Tipos Comuns de Cânceres de Cabeça e Pescoço
Os cânceres de cabeça e pescoço englobam um grupo de tumores que podem surgir em diversas partes, como boca, garganta, nariz e pescoço. Embora afetem diferentes regiões, muitos compartilham fatores de risco significativos, como o tabagismo e o consumo excessivo de álcool. Nos últimos anos, a infecção pelo HPV também se tornou um fator relevante, especialmente em tumores de orofaringe. Os tipos mais comuns de cânceres nesse grupo incluem:
- Cavidade oral: língua, gengiva, céu da boca, assoalho da boca, bochechas e lábios
- Faringe: nasofaringe, orofaringe e hipofaringe
- Laringe: região das cordas vocais
- Tireoide
- Seios paranasais: cavidades ao redor do nariz e olhos
- Glândulas salivares: parótidas, submandibulares e sublinguais
- Nariz e cavidade nasal
Desafios no Diagnóstico Precoce
Segundo o radio-oncologista Wilson de Almeida Jr, presidente da Sociedade Brasileira de Radioterapia (SBRT), a detecção precoce dos cânceres de cabeça e pescoço é um dos principais desafios enfrentados. “Muitos pacientes apresentam sinais e sintomas iniciais que são frequentemente confundidos com condições benignas, atrasando o diagnóstico. Além disso, não existe um método de rastreamento estabelecido para a população em geral”, alerta.

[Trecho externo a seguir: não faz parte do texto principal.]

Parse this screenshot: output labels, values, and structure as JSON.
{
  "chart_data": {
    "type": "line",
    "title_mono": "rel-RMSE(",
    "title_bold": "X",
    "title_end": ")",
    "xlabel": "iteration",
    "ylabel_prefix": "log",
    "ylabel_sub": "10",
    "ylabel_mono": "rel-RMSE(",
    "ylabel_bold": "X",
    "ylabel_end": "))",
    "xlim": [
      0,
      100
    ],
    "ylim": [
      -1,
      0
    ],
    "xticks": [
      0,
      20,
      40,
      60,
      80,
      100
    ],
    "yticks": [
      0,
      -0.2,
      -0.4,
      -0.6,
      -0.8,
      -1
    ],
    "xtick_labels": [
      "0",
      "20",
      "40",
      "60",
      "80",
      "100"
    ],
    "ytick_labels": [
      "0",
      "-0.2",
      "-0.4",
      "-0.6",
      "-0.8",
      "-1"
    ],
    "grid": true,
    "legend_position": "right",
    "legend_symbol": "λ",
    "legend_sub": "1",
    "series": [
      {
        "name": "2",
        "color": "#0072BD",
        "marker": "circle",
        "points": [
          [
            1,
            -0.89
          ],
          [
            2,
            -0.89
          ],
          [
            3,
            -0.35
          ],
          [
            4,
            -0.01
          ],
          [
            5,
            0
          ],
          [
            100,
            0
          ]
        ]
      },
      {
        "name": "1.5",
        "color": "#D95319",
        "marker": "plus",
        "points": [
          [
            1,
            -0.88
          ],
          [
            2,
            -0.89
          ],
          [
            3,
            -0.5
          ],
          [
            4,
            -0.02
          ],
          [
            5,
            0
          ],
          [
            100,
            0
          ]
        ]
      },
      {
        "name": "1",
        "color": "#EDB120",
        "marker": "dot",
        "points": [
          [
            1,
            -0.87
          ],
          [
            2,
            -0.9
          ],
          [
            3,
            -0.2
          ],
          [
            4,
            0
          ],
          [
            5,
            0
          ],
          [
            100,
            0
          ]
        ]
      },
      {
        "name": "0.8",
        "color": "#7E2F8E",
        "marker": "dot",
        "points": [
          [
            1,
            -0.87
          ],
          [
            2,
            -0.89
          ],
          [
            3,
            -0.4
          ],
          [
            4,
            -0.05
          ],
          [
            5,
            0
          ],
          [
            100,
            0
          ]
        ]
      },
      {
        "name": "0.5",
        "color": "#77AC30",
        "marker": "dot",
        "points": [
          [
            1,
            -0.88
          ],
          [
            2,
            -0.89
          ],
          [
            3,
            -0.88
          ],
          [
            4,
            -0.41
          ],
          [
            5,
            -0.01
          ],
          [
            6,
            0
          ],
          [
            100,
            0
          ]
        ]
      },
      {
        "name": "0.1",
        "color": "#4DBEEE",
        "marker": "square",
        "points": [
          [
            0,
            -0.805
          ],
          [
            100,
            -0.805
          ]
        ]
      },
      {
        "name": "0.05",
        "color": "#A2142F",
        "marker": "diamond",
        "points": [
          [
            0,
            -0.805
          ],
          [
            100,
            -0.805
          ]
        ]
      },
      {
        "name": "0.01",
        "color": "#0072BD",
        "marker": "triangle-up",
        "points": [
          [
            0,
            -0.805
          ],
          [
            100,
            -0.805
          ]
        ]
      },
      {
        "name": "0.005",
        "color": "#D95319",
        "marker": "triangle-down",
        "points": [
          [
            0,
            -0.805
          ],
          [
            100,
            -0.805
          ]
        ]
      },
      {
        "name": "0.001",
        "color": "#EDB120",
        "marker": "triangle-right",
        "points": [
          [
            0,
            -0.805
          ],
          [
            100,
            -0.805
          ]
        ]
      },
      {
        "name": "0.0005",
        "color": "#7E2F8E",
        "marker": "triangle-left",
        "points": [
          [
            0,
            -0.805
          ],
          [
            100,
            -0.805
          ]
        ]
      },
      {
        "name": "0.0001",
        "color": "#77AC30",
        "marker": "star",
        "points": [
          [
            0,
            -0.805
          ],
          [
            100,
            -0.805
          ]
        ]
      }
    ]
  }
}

Portanto, consultas regulares com médicos, dentistas e estomatologistas são fundamentais para a identificação precoce de alterações suspeitas. Sinais como feridas na boca que não cicatrizam por mais de duas semanas, rouquidão persistente, dificuldade para engolir, dor de garganta prolongada, sangramentos inexplicáveis ou caroços no pescoço devem ser investigados. Quanto mais cedo a doença for identificada, maiores serão as chances de um tratamento bem-sucedido e menores os impactos na qualidade de vida do paciente.
Referência: International Journal of Radiation Oncology, Biology, Physics.